I believe that Mrs. Clinton bears no responsibility for the gross security lapses in Benghazi, Libya that led to the murders of a U.S. ambassador and three other Americans in a terrorist attack while Mrs. Clinton was our nation’s top diplomat. I believe it was appropriate for Mrs. Clinton’s State Department to blame the incident on a non-existent protest supposedly fomented by an obscure YouTube video and that Mrs. Clinton rightly refused to acknowledge those attacks, on September 11, 2012, as acts of terrorism. I believe that she aptly bellowed, “What difference at this point does it make?” in response to a senator’s question whether “a simple phone call” would have “ascertained immediately that there was no protest.”

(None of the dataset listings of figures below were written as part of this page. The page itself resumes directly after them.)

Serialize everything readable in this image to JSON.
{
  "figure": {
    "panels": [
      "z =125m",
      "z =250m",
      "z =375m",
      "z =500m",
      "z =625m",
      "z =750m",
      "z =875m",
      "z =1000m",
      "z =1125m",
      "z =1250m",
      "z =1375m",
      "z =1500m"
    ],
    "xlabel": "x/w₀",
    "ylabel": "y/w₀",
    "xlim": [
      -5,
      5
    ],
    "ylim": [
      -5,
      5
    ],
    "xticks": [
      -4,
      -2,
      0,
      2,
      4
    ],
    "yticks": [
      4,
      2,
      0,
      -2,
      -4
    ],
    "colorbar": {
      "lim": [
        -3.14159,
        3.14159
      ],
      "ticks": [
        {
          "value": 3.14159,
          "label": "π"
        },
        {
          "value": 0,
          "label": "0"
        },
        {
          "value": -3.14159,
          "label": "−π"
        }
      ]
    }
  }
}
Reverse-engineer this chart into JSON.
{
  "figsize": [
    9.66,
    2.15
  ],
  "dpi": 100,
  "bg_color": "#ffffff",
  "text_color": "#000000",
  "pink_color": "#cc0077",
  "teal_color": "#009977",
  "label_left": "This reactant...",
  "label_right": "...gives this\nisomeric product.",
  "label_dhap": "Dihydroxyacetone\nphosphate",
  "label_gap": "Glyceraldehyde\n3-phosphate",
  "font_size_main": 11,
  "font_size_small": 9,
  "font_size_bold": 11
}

I believe that Mrs. Clinton’s multimillion-dollar tax-exempt organization, the Bill, Hillary & Chelsea Clinton Foundation, is a model of legal compliance and ethical standards. I believe it is appropriate for her Foundation to have accepted eye-popping donations from foreign governments despite Mrs. Clinton’s calls for campaign finance reform and despite the fact that current law forbids campaign donations from foreign nationals. I believe that major donations to the Foundation from countries such as Saudi Arabia, Oman and the United Arab Emirates were motivated by altruism and, in the Foundation’s phrase, “the power of creative collaboration.”

I believe it was entirely appropriate for Mrs. Clinton to install a private email server in her home to conduct government business as Secretary of State. I believe that most high federal government officials have their own private email server at home for use in conducting official federal government business. I believe that Mrs. Clinton permanently deleted from her personal server only “emails about planning Chelsea’s wedding or my mother’s funeral arrangements, condolence notes to friends as well as yoga routines, family vacations, the other things you typically find in inboxes.”

I believe that none of the deleted emails could shed light on any of the dozens of questions about her tenure as Secretary of State. I believe that most Americans incorrectly think that Mrs. Clinton purposely deleted or withheld emails relevant to her State Department work.

I believe that The New York Times, the Los Angeles Times, The Washington Post, Newsweek, Time, U.S. News & World Report, ABC, CBS, NBC, CNN, PBS and NPR are all part of a vast right-wing conspiracy. Especially NPR.